There is an elementary component of business that few either don’t understand or never leaned.
A business only has one objective: To convince customers to give the business some of the customer’s money.
That’s it; nothing more complicated.
So the raw method used to do that is to offer a product or service that the customer can be convinced he needs. At that point the customer gives the merchant some money, and the business has achieved its goal.
Personal service that was a component of stores of the past, when they were owned by local families, was systematically removed with the advent of national chains. The public has reluctantly learned to accept that.
Here’s the compare and contrast component: It’s not so important whether a national chain’s store in Dallas alienates a customer. It would be if that store were owned by a Dallas resident.
And it is that result of the application in this instance of the Law of Large Numbers that allows those who work for and manage a national chain’s store to display an arrogant attitude toward the store’s customers. The chances are that the store’s clerk and manager won’t find their jobs in danger because of it.
That they know they’ll be there tomorrow does nothing but reinforce their bad behavior.

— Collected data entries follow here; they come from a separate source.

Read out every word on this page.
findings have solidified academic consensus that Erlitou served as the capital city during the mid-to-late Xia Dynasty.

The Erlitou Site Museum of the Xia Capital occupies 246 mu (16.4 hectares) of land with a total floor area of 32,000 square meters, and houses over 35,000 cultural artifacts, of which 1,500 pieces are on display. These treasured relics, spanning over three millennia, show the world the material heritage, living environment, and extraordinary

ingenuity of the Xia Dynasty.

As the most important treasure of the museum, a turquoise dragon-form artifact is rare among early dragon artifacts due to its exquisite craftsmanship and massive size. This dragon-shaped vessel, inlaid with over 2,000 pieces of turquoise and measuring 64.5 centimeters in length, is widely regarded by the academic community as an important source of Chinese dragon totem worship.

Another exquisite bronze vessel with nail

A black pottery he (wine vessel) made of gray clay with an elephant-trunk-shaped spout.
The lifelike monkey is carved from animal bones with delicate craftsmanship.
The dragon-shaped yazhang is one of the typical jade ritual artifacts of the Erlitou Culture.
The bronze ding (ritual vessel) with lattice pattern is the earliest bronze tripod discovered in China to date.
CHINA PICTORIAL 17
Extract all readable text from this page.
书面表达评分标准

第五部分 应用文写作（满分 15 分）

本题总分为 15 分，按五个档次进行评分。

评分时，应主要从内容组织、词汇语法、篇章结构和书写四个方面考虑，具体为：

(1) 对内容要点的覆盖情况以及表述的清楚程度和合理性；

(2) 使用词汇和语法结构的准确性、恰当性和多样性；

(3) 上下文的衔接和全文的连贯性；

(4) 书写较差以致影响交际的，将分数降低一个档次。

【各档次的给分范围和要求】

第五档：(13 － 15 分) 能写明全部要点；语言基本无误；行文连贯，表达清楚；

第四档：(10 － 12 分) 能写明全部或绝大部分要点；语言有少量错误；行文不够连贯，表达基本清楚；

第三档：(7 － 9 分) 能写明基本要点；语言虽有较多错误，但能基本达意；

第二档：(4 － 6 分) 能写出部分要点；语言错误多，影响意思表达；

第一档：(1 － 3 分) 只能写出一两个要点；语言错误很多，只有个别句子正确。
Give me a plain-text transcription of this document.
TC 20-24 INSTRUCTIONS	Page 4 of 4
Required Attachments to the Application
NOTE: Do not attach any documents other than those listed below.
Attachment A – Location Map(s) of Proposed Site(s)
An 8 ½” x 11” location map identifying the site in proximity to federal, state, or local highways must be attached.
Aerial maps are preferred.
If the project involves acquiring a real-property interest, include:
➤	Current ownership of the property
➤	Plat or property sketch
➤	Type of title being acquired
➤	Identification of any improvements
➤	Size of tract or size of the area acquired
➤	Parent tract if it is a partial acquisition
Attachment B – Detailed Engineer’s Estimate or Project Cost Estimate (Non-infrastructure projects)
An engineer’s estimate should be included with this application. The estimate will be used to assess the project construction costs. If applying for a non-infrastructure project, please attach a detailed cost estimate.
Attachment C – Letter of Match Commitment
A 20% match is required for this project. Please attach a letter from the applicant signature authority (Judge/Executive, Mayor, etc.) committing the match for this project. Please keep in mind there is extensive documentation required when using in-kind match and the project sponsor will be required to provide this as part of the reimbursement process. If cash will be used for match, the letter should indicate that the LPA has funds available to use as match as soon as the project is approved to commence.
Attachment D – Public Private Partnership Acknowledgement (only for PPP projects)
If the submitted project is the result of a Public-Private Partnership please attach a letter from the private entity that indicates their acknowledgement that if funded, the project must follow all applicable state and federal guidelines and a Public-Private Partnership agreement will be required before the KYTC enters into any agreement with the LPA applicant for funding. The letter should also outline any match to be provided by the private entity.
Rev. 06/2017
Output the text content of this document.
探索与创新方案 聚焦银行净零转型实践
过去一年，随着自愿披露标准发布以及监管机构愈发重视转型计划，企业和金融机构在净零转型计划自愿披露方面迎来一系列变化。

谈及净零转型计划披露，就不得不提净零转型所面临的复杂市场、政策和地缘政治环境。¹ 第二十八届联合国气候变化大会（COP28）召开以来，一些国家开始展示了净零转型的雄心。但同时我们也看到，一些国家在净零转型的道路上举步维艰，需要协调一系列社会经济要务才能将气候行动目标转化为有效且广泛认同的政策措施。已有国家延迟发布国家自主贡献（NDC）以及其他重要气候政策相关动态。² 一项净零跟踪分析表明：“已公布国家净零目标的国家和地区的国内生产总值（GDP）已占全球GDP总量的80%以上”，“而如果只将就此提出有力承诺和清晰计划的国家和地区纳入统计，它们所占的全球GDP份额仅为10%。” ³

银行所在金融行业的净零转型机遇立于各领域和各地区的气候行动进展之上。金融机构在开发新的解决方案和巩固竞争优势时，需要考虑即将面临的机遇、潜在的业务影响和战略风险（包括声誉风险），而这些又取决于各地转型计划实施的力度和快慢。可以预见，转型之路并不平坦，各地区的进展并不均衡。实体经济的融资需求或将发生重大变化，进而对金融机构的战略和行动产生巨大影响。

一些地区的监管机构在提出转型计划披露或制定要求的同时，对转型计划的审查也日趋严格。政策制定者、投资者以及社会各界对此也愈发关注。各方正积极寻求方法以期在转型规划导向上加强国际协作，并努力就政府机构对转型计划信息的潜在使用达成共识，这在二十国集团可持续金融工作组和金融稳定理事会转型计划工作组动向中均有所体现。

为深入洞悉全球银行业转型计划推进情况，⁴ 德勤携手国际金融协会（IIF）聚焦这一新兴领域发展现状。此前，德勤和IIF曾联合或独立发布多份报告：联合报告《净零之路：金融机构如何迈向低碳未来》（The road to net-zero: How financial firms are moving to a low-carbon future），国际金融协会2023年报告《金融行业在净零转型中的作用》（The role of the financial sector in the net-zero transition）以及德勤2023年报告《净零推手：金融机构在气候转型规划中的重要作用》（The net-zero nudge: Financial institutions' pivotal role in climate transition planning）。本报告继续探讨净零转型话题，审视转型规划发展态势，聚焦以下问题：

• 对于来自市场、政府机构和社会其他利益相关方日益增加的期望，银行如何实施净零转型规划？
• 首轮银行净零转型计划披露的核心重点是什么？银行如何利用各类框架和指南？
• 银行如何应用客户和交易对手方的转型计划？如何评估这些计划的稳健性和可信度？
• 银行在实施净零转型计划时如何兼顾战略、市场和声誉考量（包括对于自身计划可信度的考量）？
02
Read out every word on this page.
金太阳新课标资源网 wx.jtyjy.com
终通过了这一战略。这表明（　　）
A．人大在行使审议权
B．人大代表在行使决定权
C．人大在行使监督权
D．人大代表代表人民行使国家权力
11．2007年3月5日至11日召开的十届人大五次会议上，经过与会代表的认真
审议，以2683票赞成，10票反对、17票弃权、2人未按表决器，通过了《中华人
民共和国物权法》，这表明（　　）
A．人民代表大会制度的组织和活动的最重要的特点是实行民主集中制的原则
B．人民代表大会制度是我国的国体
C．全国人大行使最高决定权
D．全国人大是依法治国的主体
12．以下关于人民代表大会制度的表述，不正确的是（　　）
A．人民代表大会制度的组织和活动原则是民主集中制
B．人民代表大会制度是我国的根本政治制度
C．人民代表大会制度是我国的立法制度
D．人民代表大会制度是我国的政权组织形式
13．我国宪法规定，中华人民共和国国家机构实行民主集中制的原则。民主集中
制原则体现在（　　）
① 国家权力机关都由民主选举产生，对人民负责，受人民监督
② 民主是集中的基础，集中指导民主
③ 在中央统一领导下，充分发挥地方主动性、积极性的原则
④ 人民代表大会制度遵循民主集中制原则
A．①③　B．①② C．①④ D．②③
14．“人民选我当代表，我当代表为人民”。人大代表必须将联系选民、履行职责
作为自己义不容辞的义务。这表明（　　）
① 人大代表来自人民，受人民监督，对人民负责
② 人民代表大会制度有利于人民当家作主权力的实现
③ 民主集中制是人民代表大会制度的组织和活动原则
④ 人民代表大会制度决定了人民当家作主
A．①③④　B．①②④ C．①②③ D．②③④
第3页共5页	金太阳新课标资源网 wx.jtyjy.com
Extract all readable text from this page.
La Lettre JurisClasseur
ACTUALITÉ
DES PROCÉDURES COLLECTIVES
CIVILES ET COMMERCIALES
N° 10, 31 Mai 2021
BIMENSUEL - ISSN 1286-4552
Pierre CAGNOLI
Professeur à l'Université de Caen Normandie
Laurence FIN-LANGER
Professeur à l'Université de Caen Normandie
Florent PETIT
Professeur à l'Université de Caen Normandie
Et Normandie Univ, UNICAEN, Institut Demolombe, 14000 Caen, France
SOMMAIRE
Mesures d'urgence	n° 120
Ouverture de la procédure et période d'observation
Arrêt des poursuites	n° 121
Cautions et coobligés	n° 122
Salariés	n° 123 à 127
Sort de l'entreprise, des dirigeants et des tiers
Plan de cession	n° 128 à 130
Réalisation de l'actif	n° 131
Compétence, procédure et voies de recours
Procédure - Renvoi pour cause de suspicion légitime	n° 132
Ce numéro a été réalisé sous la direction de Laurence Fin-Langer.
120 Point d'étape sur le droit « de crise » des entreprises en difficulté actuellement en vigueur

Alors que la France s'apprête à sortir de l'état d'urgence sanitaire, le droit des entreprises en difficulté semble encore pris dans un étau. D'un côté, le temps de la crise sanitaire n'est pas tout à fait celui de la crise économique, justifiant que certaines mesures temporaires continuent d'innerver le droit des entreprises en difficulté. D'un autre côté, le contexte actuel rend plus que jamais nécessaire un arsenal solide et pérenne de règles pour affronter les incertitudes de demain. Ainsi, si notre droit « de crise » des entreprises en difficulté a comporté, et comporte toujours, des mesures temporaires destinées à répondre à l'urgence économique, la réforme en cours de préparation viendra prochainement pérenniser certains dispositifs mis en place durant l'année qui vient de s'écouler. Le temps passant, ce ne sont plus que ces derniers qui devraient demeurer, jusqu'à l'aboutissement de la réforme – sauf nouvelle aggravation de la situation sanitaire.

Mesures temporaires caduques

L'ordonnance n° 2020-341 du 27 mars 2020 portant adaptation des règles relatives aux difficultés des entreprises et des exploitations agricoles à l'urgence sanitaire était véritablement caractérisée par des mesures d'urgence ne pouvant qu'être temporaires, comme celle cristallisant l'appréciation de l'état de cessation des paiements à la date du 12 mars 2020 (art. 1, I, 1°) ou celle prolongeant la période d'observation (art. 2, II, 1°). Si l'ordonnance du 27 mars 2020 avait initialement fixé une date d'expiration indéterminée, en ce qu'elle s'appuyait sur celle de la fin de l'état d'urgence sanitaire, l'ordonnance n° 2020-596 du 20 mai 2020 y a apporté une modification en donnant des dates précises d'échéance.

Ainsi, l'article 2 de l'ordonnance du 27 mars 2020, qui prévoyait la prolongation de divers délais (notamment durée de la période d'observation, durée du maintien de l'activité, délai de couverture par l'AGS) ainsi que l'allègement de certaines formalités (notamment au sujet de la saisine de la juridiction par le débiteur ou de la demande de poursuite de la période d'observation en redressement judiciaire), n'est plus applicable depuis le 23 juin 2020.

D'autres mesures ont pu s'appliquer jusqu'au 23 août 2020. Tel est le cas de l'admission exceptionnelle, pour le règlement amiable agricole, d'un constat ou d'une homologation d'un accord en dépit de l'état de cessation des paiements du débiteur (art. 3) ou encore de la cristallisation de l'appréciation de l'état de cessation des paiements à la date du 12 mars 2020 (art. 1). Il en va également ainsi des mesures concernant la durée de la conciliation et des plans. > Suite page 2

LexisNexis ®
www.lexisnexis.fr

Customers are not interested in falling over boxes and being restricted from going down aisles in a store when it is supposed to be open for business. The shelves should be stocked on the store’s time, not the customers’ time. National stores, however, are getting more and more brazen in their displays of this bad behavior.
And if nothing else, there is no excuse for customers to be asked to wait in lines at the cash wrap counters because the manager has some of those who are trained to be cashiers, doing other less important things.
I walked out of a Staples store (501 N Plano Rd in Garland, Texas) yesterday because the cashier had let me stand in his line, only to tell me when it became my turn, that he was closed and I’d have to go to the end of one of the other two open lines, each of which had at least 5 people waiting.
I mused to myself, “If he had worked for Mr. and Mrs. Breslow (who owned a Galveston general merchandise store when I was growing up), yesterday would have been his last day on the job.
Instead by the time I got into my car to leave, he was standing on the sidewalk by the front door smoking a cigarette.
The salaries for one hour for him and the other two cashiers would have been paid in full from the profits on the merchandise I left behind. Instead, that went up in smoke along with his cigarette,
So to summarize: Your only job is to do whatever it takes to get customers to give you some of their money. Leaving boxes in aisles, having shelf stocking going on during store hours, and making check-out unmanageable, seriously interfere with that mission.
And this exact same principle applies to those of us who are real estate professionals, whether in sales, management or administration. Now might be a good time to observe and study the behavior in our offices.